High I/O devices such as microprocessors, applications processors and field programmable gate arrays have transitioned from wire bonding to flip chip interconnect as the I/O densities have increased above 2000. As the bump pitch shrinks the standard process flow for production flip chip processes is challenged. As the bump pitch continues to shrink the accuracy of standard flip chip bonders is not adequate for the fine pitch packages of tomorrow. The options to resolve this issue are extending the accuracy for standard flip chip bonders or moving the assembly of these packages to the inherently more accurate thermo-compression bonders. This paper will discuss the pros and cons of each approach along with showing data which indicates what accuracies are actually required. Although substrate manufacturers have developed low CTE designs which mitigate the warpage caused by the mismatch between the Si die and the substrate as the assembled package travels through the reflow oven, warpage at finer pitches is becoming more and more difficult to control in flip chip processes. Thermocompression (TC) bonding is seen as the next-generation packaging technology that will resolve this issue through local reflow of the solder and elimination of the reflow oven.
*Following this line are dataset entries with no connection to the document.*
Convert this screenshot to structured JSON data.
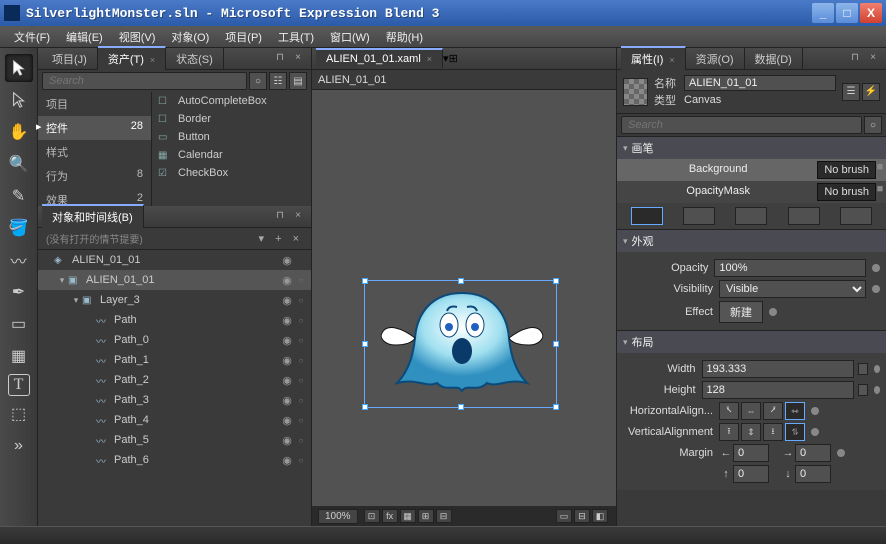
{
  "window": {
    "title": "SilverlightMonster.sln - Microsoft Expression Blend 3"
  },
  "menu": [
    "文件(F)",
    "编辑(E)",
    "视图(V)",
    "对象(O)",
    "项目(P)",
    "工具(T)",
    "窗口(W)",
    "帮助(H)"
  ],
  "left_tabs": {
    "project": "项目(J)",
    "assets": "资产(T)",
    "states": "状态(S)"
  },
  "search_placeholder": "Search",
  "asset_cats": [
    {
      "label": "项目",
      "count": ""
    },
    {
      "label": "控件",
      "count": "28"
    },
    {
      "label": "样式",
      "count": ""
    },
    {
      "label": "行为",
      "count": "8"
    },
    {
      "label": "效果",
      "count": "2"
    }
  ],
  "asset_items": [
    {
      "icon": "☐",
      "label": "AutoCompleteBox"
    },
    {
      "icon": "☐",
      "label": "Border"
    },
    {
      "icon": "▭",
      "label": "Button"
    },
    {
      "icon": "▦",
      "label": "Calendar"
    },
    {
      "icon": "☑",
      "label": "CheckBox"
    }
  ],
  "objtl_title": "对象和时间线(B)",
  "objtl_sub": "(没有打开的情节提要)",
  "tree": [
    {
      "depth": 0,
      "toggle": "",
      "icon": "◈",
      "label": "ALIEN_01_01",
      "eye": true,
      "dot": false,
      "sel": false
    },
    {
      "depth": 1,
      "toggle": "▾",
      "icon": "▣",
      "label": "ALIEN_01_01",
      "eye": true,
      "dot": true,
      "sel": true
    },
    {
      "depth": 2,
      "toggle": "▾",
      "icon": "▣",
      "label": "Layer_3",
      "eye": true,
      "dot": true,
      "sel": false
    },
    {
      "depth": 3,
      "toggle": "",
      "icon": "〰",
      "label": "Path",
      "eye": true,
      "dot": true,
      "sel": false
    },
    {
      "depth": 3,
      "toggle": "",
      "icon": "〰",
      "label": "Path_0",
      "eye": true,
      "dot": true,
      "sel": false
    },
    {
      "depth": 3,
      "toggle": "",
      "icon": "〰",
      "label": "Path_1",
      "eye": true,
      "dot": true,
      "sel": false
    },
    {
      "depth": 3,
      "toggle": "",
      "icon": "〰",
      "label": "Path_2",
      "eye": true,
      "dot": true,
      "sel": false
    },
    {
      "depth": 3,
      "toggle": "",
      "icon": "〰",
      "label": "Path_3",
      "eye": true,
      "dot": true,
      "sel": false
    },
    {
      "depth": 3,
      "toggle": "",
      "icon": "〰",
      "label": "Path_4",
      "eye": true,
      "dot": true,
      "sel": false
    },
    {
      "depth": 3,
      "toggle": "",
      "icon": "〰",
      "label": "Path_5",
      "eye": true,
      "dot": true,
      "sel": false
    },
    {
      "depth": 3,
      "toggle": "",
      "icon": "〰",
      "label": "Path_6",
      "eye": true,
      "dot": true,
      "sel": false
    }
  ],
  "doc_tab": "ALIEN_01_01.xaml",
  "breadcrumb": "ALIEN_01_01",
  "zoom": "100%",
  "right_tabs": {
    "props": "属性(I)",
    "resources": "资源(O)",
    "data": "数据(D)"
  },
  "props": {
    "name_label": "名称",
    "name_value": "ALIEN_01_01",
    "type_label": "类型",
    "type_value": "Canvas",
    "sections": {
      "brush": "画笔",
      "appearance": "外观",
      "layout": "布局"
    },
    "brush": {
      "background_label": "Background",
      "background_value": "No brush",
      "opacitymask_label": "OpacityMask",
      "opacitymask_value": "No brush"
    },
    "appearance": {
      "opacity_label": "Opacity",
      "opacity_value": "100%",
      "visibility_label": "Visibility",
      "visibility_value": "Visible",
      "effect_label": "Effect",
      "effect_button": "新建"
    },
    "layout": {
      "width_label": "Width",
      "width_value": "193.333",
      "height_label": "Height",
      "height_value": "128",
      "halign_label": "HorizontalAlign...",
      "valign_label": "VerticalAlignment",
      "margin_label": "Margin",
      "margin_l": "0",
      "margin_r": "0",
      "margin_t": "0",
      "margin_b": "0"
    }
  }
}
Despite the tremendous technical and quality advantages of TC bonding, adoption has been limited by the relatively low throughput of the first generation thermocompression bonders. In this paper we describe bonding results obtained with an innovative flip chip bonding method to optimize the process to dramatically improve the throughput by applying flux directly to the substrate rather than dipping the pillars in a bath. A study of this process and comparison of various methods of accomplishing it along with their related costs are discussed in the paper. A second large productivity improvement that is promising by eliminating the need for cooling the die before transferring die that has pre-applied underfill film laminated to it is also studied with productivity models developed. Finally a unique equipment concept for managing the transition from mass reflow to thermo-compression bonding will be presented.